The 51 per cent sliver means that Jenner’s business -- which is called, you guessed it, Kylie Cosmetics -- is valued at around $1.2bn. Quite something for a company that was started just four years ago.
Alphaville laconically commented on Jenner’s status as a “self-made” billionaire earlier this year, but the news this week seems to have stirred the debate further, with many defending Jenner, seemingly, as a Roarkian hero of capitalism. “If it’s so easy, then why has no other influencer done it?” they cry.

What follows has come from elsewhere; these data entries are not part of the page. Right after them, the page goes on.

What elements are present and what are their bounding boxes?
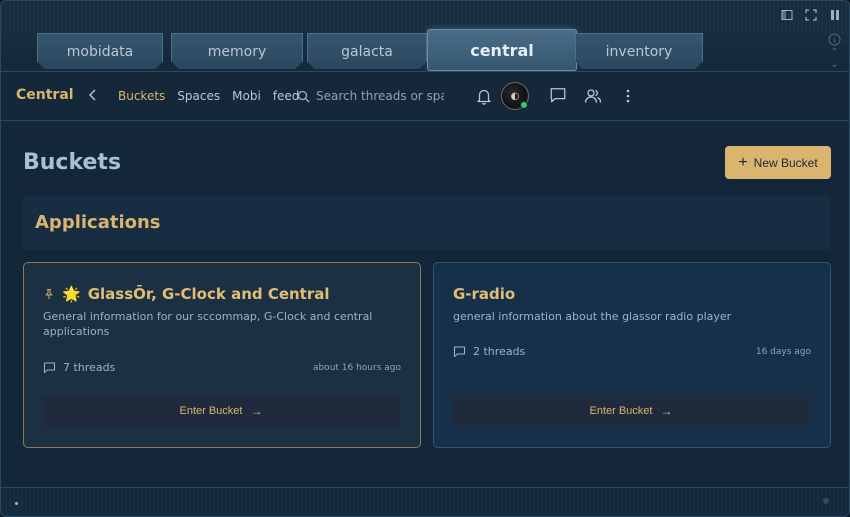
app-tab-label: central (470, 40, 534, 60)
app-tab-label: mobidata (66, 43, 134, 60)
online-status-dot (520, 101, 528, 109)
nav-spaces[interactable]: Spaces (177, 89, 220, 103)
search-input[interactable] (316, 89, 444, 103)
card-title: G-radio (453, 285, 516, 303)
top-header: Central Buckets Spaces Mobi feed ◐ (1, 71, 849, 121)
card-description: General information for our sccommap, G-… (43, 310, 373, 338)
info-icon[interactable] (828, 33, 841, 46)
page-title: Buckets (23, 150, 122, 175)
thread-count-label: 7 threads (63, 361, 116, 374)
enter-bucket-label: Enter Bucket (179, 405, 243, 417)
fullscreen-icon[interactable] (805, 9, 817, 21)
side-controls: ⌃ ⌄ (828, 33, 841, 70)
enter-bucket-button[interactable]: Enter Bucket → (42, 395, 400, 427)
bottom-status-bar (1, 487, 849, 516)
app-window: mobidata memory galacta central inventor… (0, 0, 850, 517)
card-title: GlassŌr, G-Clock and Central (87, 285, 330, 303)
main-content: Buckets + New Bucket Applications 🌟 Glas… (1, 122, 849, 487)
bell-icon[interactable] (474, 86, 494, 106)
app-tab-label: memory (207, 43, 267, 60)
back-chevron-icon[interactable] (85, 85, 101, 105)
updated-time: 16 days ago (755, 346, 811, 357)
app-tab-bar: mobidata memory galacta central inventor… (37, 29, 703, 71)
app-tab-memory[interactable]: memory (171, 33, 303, 69)
thread-count: 7 threads (43, 361, 115, 374)
app-tab-mobidata[interactable]: mobidata (37, 33, 163, 69)
app-tab-inventory[interactable]: inventory (575, 33, 703, 69)
new-bucket-button[interactable]: + New Bucket (725, 146, 831, 179)
search-box (297, 85, 449, 107)
comment-icon (453, 346, 466, 358)
pause-icon[interactable] (829, 9, 841, 21)
nav-feed[interactable]: feed (273, 89, 300, 103)
bucket-card[interactable]: 🌟 GlassŌr, G-Clock and Central General i… (23, 262, 421, 448)
app-tab-label: inventory (605, 43, 673, 60)
star-emoji-icon: 🌟 (62, 285, 81, 303)
pin-icon (45, 288, 53, 299)
status-dot (15, 502, 18, 505)
app-tab-galacta[interactable]: galacta (307, 33, 427, 69)
section-title: Applications (35, 212, 161, 233)
enter-bucket-button[interactable]: Enter Bucket → (452, 395, 810, 427)
app-tab-label: galacta (341, 43, 393, 60)
chevron-up-icon[interactable]: ⌃ (830, 48, 838, 58)
users-icon[interactable] (583, 86, 603, 106)
card-meta: 7 threads about 16 hours ago (43, 361, 401, 374)
bucket-card[interactable]: G-radio general information about the gl… (433, 262, 831, 448)
brand-title: Central (16, 87, 74, 103)
enter-bucket-label: Enter Bucket (589, 405, 653, 417)
status-indicator (823, 498, 829, 504)
window-controls (781, 9, 841, 21)
card-title-row: G-radio (453, 285, 515, 303)
section-header: Applications (23, 196, 831, 250)
plus-icon: + (738, 153, 748, 171)
nav-buckets[interactable]: Buckets (118, 89, 165, 103)
search-icon (297, 90, 310, 102)
comment-icon (43, 362, 56, 374)
app-tab-central[interactable]: central (427, 29, 577, 71)
thread-count-label: 2 threads (473, 345, 526, 358)
nav-mobi[interactable]: Mobi (232, 89, 261, 103)
chat-icon[interactable] (547, 84, 569, 106)
card-description: general information about the glassor ra… (453, 310, 732, 323)
more-vertical-icon[interactable] (618, 86, 638, 106)
new-bucket-label: New Bucket (753, 155, 818, 170)
arrow-right-icon: → (250, 404, 263, 418)
sidebar-toggle-icon[interactable] (781, 9, 793, 21)
chevron-down-icon[interactable]: ⌄ (830, 60, 838, 70)
thread-count: 2 threads (453, 345, 525, 358)
header-nav: Buckets Spaces Mobi feed (118, 89, 299, 103)
card-title-row: 🌟 GlassŌr, G-Clock and Central (43, 285, 330, 303)
arrow-right-icon: → (660, 404, 673, 418)
card-meta: 2 threads 16 days ago (453, 345, 811, 358)
updated-time: about 16 hours ago (312, 362, 401, 373)
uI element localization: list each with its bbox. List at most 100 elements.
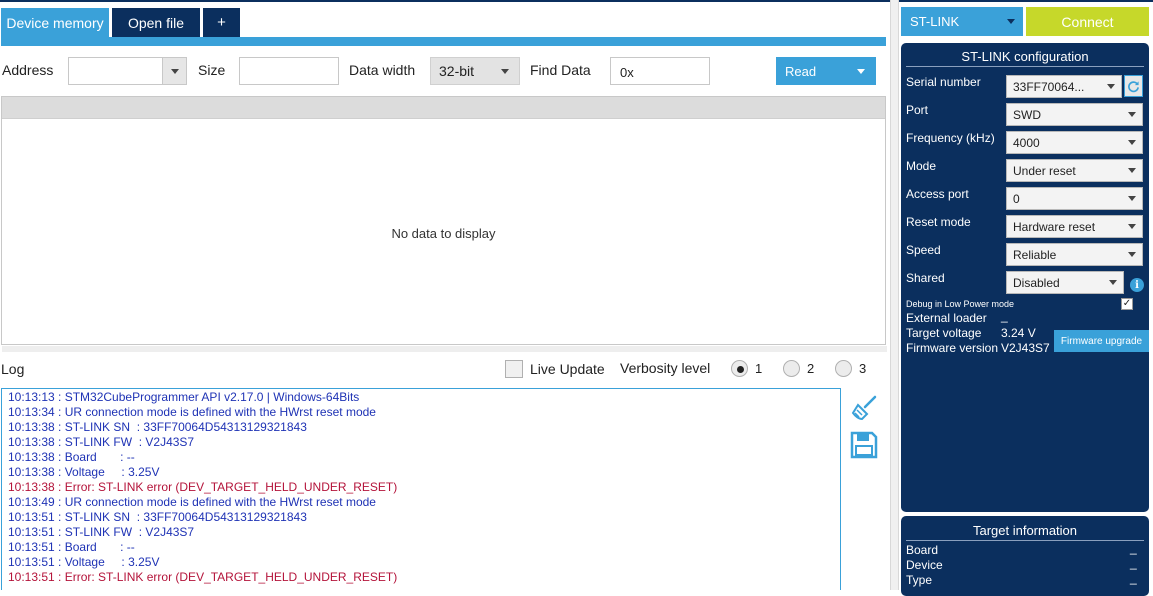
speed-select[interactable]: Reliable (1006, 243, 1143, 266)
port-select[interactable]: SWD (1006, 103, 1143, 126)
tab-open-file[interactable]: Open file (112, 8, 200, 37)
target-voltage-label: Target voltage (906, 326, 982, 340)
mode-dropdown[interactable] (1122, 160, 1142, 181)
mode-label: Mode (906, 159, 937, 173)
chevron-down-icon (1007, 19, 1015, 24)
interface-select[interactable]: ST-LINK (901, 7, 1023, 36)
tab-strip (1, 37, 886, 46)
target-voltage-value: 3.24 V (1001, 326, 1036, 340)
memory-grid-header (2, 97, 885, 119)
serial-number-dropdown[interactable] (1101, 76, 1121, 97)
data-width-label: Data width (349, 62, 416, 78)
mode-select[interactable]: Under reset (1006, 159, 1143, 182)
info-icon[interactable]: i (1130, 278, 1144, 292)
chevron-down-icon (1128, 252, 1136, 257)
chevron-down-icon (1128, 196, 1136, 201)
chevron-down-icon (1107, 84, 1115, 89)
external-loader-label: External loader (906, 311, 987, 325)
chevron-down-icon (1109, 280, 1117, 285)
log-line: 10:13:38 : ST-LINK FW : V2J43S7 (8, 435, 195, 449)
frequency-value: 4000 (1013, 135, 1040, 150)
verbosity-option-3: 3 (859, 361, 867, 376)
connect-button[interactable]: Connect (1026, 7, 1149, 36)
log-line: 10:13:51 : Error: ST-LINK error (DEV_TAR… (8, 570, 398, 584)
target-board-label: Board (906, 543, 939, 557)
target-device-label: Device (906, 558, 943, 572)
firmware-upgrade-button[interactable]: Firmware upgrade (1054, 330, 1149, 352)
speed-dropdown[interactable] (1122, 244, 1142, 265)
frequency-select[interactable]: 4000 (1006, 131, 1143, 154)
shared-value: Disabled (1013, 275, 1060, 290)
live-update-checkbox[interactable] (505, 360, 523, 378)
tab-device-memory[interactable]: Device memory (1, 8, 109, 37)
port-dropdown[interactable] (1122, 104, 1142, 125)
speed-label: Speed (906, 243, 941, 257)
address-label: Address (2, 62, 54, 78)
chevron-down-icon (1128, 168, 1136, 173)
panel-splitter[interactable] (890, 0, 899, 590)
reset-mode-dropdown[interactable] (1122, 216, 1142, 237)
verbosity-radio-3[interactable] (835, 360, 852, 377)
size-input[interactable] (239, 57, 339, 85)
speed-value: Reliable (1013, 247, 1057, 262)
shared-select[interactable]: Disabled (1006, 271, 1124, 294)
log-title: Log (1, 361, 25, 377)
log-line: 10:13:51 : ST-LINK FW : V2J43S7 (8, 525, 195, 539)
log-line: 10:13:51 : ST-LINK SN : 33FF70064D543131… (8, 510, 307, 524)
title-divider (906, 540, 1144, 541)
log-line: 10:13:38 : Voltage : 3.25V (8, 465, 160, 479)
reset-mode-label: Reset mode (906, 215, 971, 229)
memory-empty-message: No data to display (391, 226, 496, 241)
serial-number-label: Serial number (906, 75, 981, 89)
stlink-config-title: ST-LINK configuration (961, 49, 1089, 64)
access-port-select[interactable]: 0 (1006, 187, 1143, 210)
broom-icon[interactable] (850, 394, 878, 422)
verbosity-label: Verbosity level (620, 360, 711, 376)
port-value: SWD (1013, 107, 1041, 122)
mode-value: Under reset (1013, 163, 1076, 178)
target-type-label: Type (906, 573, 933, 587)
reset-mode-select[interactable]: Hardware reset (1006, 215, 1143, 238)
memory-grid[interactable] (1, 96, 886, 345)
access-port-dropdown[interactable] (1122, 188, 1142, 209)
chevron-down-icon (1128, 112, 1136, 117)
find-data-input[interactable]: 0x (610, 57, 710, 85)
serial-number-select[interactable]: 33FF70064... (1006, 75, 1122, 98)
chevron-down-icon[interactable] (857, 69, 865, 74)
access-port-value: 0 (1013, 191, 1020, 206)
window-top-border (0, 0, 1153, 2)
shared-label: Shared (906, 271, 945, 285)
access-port-label: Access port (906, 187, 969, 201)
target-board-value: _ (1130, 541, 1137, 555)
size-label: Size (198, 62, 226, 78)
log-line: 10:13:34 : UR connection mode is defined… (8, 405, 376, 419)
verbosity-radio-2[interactable] (783, 360, 800, 377)
find-data-label: Find Data (530, 62, 591, 78)
chevron-down-icon (501, 69, 509, 74)
data-width-select[interactable]: 32-bit (430, 57, 520, 85)
tab-add-button[interactable]: + (203, 8, 240, 37)
refresh-icon (1128, 80, 1139, 92)
serial-number-value: 33FF70064... (1013, 79, 1085, 94)
verbosity-radio-1[interactable] (731, 360, 748, 377)
live-update-label: Live Update (530, 361, 605, 377)
log-line: 10:13:51 : Board : -- (8, 540, 135, 554)
horizontal-splitter[interactable] (2, 346, 887, 352)
frequency-label: Frequency (kHz) (906, 131, 995, 145)
verbosity-option-2: 2 (807, 361, 815, 376)
log-line: 10:13:38 : Error: ST-LINK error (DEV_TAR… (8, 480, 398, 494)
debug-low-power-checkbox[interactable]: ✓ (1121, 298, 1133, 310)
address-combo[interactable] (68, 57, 187, 85)
target-info-title: Target information (972, 523, 1078, 538)
log-line: 10:13:13 : STM32CubeProgrammer API v2.17… (8, 390, 360, 404)
read-button[interactable]: Read (776, 57, 876, 85)
shared-dropdown[interactable] (1103, 272, 1123, 293)
refresh-button[interactable] (1124, 75, 1143, 97)
frequency-dropdown[interactable] (1122, 132, 1142, 153)
log-line: 10:13:38 : ST-LINK SN : 33FF70064D543131… (8, 420, 307, 434)
port-label: Port (906, 103, 929, 117)
floppy-disk-icon[interactable] (850, 431, 878, 459)
external-loader-value: _ (1001, 309, 1008, 323)
debug-low-power-label: Debug in Low Power mode (906, 299, 1015, 309)
address-dropdown-button[interactable] (162, 58, 186, 84)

It’s not quite that simple.
First off, let’s just get one indisputable fact out of the way: Team Kylie Jenner has built a remarkable business. It posted revenues of $200m last year, and is on track for Ebitda margins of 25 per cent this, all while growing 40 per cent. For reference that’s more Ebitda than Uber, Lyft and Peloton made in the last quarter. Combined. (We should add that Alphaville made more Ebitda. Maybe.)
To get there, Jenner has proved apt at driving demand via curated pop-up stores, one-off FOMO-inducing specials and pushy upsell techniques. Like many of the successful direct-to-consumer brands, she’s also leveraged e-commerce platform Shopify to startling effect.
The fact Jenner has done them, or has been advised to do them, does deserve respect. But the crucial point to be made here is that none of these factors are remotely unique to Jenner. In fact, for the Warby Parker hopefuls of this world, this strategy is relatively quotidian.
Jenner also has one advantage which a well-heeled Wharton grad could only dream of: little-to-no marketing costs.
Thanks to her lineage as the youngest member of the Jenner-Kardashian family, Jenner has amassed a startling social media following. At pixel time, she has 151m followers on Instagram, 22m on Facebook and 29.4m on Twitter. This effectively free airtime is worth a lot. The BBC reported in July that Jenner currently demands $1.2m for a single promotional post on Instagram. So if she posts, say, 400 times about her brand over the year, that’s around $440m of effectively costless marketing -- more than Snapchat and Peloton spent on the same item in 2018. And that’s just on Instagram.
We don’t have the numbers to hand, but it’s fair to assume that having little need to spend on marketing might provide around 20-25 percentage points of extra margin. Which, for a high growth company, is an extreme advantage.
Aside from super profitability it also provides another edge.
Much has been written, including on Alphaville, about how the various direct-to-consumer hopefuls have struggled with scaling their businesses, and brands, due to the rising costs of digital advertising. Costs which, of course, require outside capital to fund. So not only has Jenner benefited from naturally higher margins, but the ability to retain control over her business.
Raising venture, or private, capital also requires time. Funds have to be pitched to, and lengthy PowerPoint decks prepared. So the benefits of not initially needing outside capital run deeper than just economic control.
In short, Jenner’s success should be framed within the context within which it was built: a hyper-globalised, social-media driven star system that half a decade ago barely existed, and very few still have immediate access to without entering via other fields (acting, music, etc). This, in itself, is an intangible asset probably worth more than even the $1.2bn valuation Coty has endowed on the business.
No-one can begrudge anyone taking advantage of your personal circumstances, but let’s not pretend that Jenner’s achievements are equivalent to other well-regarded business founders -- even those from privileged backgrounds, such as Bill Gates. Indeed it’s arguable that the advantages she’s enjoyed are unique in business history.
The question for Coty, however, is will the fans follow now a faceless corporate has got so heavily involved? Odds are, they may not even notice.